Après avoir utilisé un millilitre de tampon de lavage au chlorure de lithium pour laver les billes une fois, utilisez un millilitre de tampon TE pour laver les billes deux fois. Aspirez pour éliminer complètement le tampon de lavage TE. Une fois les échantillons d’entrée décongelés, transférez cinq microlitres de chacun dans de nouveaux tubes de 1,5 millilitre et, à l’avenir, traitez de la même manière les échantillons de copeaux.

Inversez la réticulation en ajoutant 200 microlitres de résine échangeuse d’ions chélatante à cinq pour cent et incubez à 95 degrés Celsius pendant 10 minutes, en secouant toutes les deux à trois minutes. Faites tourner à 16 000 fois g pendant 30 secondes et transférez soigneusement le surnageant dans de nouveaux tubes de microfuge. Ajoutez deux microlitres de 10 milligrammes par millilitre de protonase K et incubez à 37 degrés Celsius pendant 30 minutes pour digérer les protéines et libérer l’ADN.

Pour arrêter la réaction, incubez à 95 degrés Celsius pendant 10 minutes, tournez rapidement à 16 000 fois g pendant 30 secondes et transférez le surnageant dans un nouveau tube. Après avoir nettoyé l’ADN selon le protocole textuel, diluez un à dix avec de l’eau et utilisez cinq microlitres par réaction pour mesurer l’abondance des sites de liaison par qPCR. Analysez les données selon le protocole texte.

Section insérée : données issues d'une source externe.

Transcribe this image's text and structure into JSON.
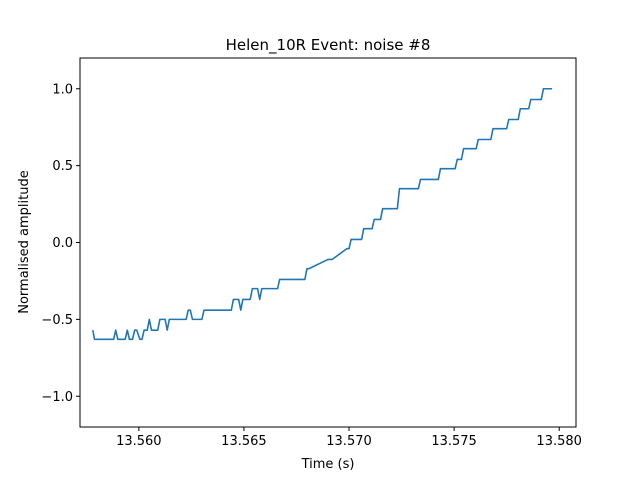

Les feuilles d’Aribidopsis sont recouvertes de couches de cire et les trichomes favorisent la formation de bulles d’air, ce qui rend difficile la pénétration des réactifs de réticulation dans les tissus végétaux. On voit ici des échantillons de semis réticulés qui ont été réticulés sous vide pour augmenter l’efficacité de la fixation. Cette figure démontre qu’un nombre accru de cycles de sonication réduit progressivement la taille moyenne de l’ADN dans les échantillons de puces, atteignant l’enrichissement optimal de l’ordre de 200 à 600 paires de bases après 20 à 30 cycles, comme démontré ici.

Comme le montre cette figure, quatre régions importantes pour la régulation transcriptionnelle du locus FT, un gène maître de la floraison, ont été choisies pour l’analyse. Les résultats de la puce démontrent que la protéine EBS combinait l’une des quatre régions testées, une séquence régulatrice proche du site de départ transcriptionnel de FT. Enfin, des tests de puce effectués à l’aide d’un anticorps dirigé contre l’histone h3 acétylée dans les lysines neuf et 14, qui est corrélé avec la chromatine transcriptionnellement active, ont révélé une abondance plus élevée de H3K9/14ac dans la DBS mutante par rapport aux plantes de type sauvage dans les quatre fragments génomiques de FT testés, ce qui correspond à la régulation positive observée de ce gène maître de la floraison chez ce mutant. Une fois maîtrisée, cette technique peut être réalisée en deux jours si elle est correctement exécutée.

Le suivi de cette procédure, associé à d’autres mesures telles que l’analyse de l’expression des gènes, peut contribuer à répondre à d’autres questions, telles que :Quel est le rôle biologique de la liaison de la protéine à l’ADN ? Est-ce à l’activation transcriptionnelle ou à la répression ? Et quelles modifications d’histones sont associées ?

Après son développement, cette technique a ouvert la voie aux chercheurs dans le domaine de l’épigénétique végétale pour explorer les états de la chromatine dans nos cellules réductrices. Et cela peut être étendu à d’autres espèces végétales. Après avoir regardé cette vidéo, vous devriez avoir une bonne compréhension de la façon d’analyser la liaison de votre protéine aribidopsis d’intérêt à l’ADN in vivo.

N’oubliez pas que travailler avec du 2-méthoxyéthanol, du formaldéhyde ou des réactifs sonicateurs, des agents pathogènes et des mutations souches peut être extrêmement dangereux, et que des précautions telles que des vêtements de protection, des gants ou une protection auditive doivent toujours être prises lors de l’utilisation de cette procédure.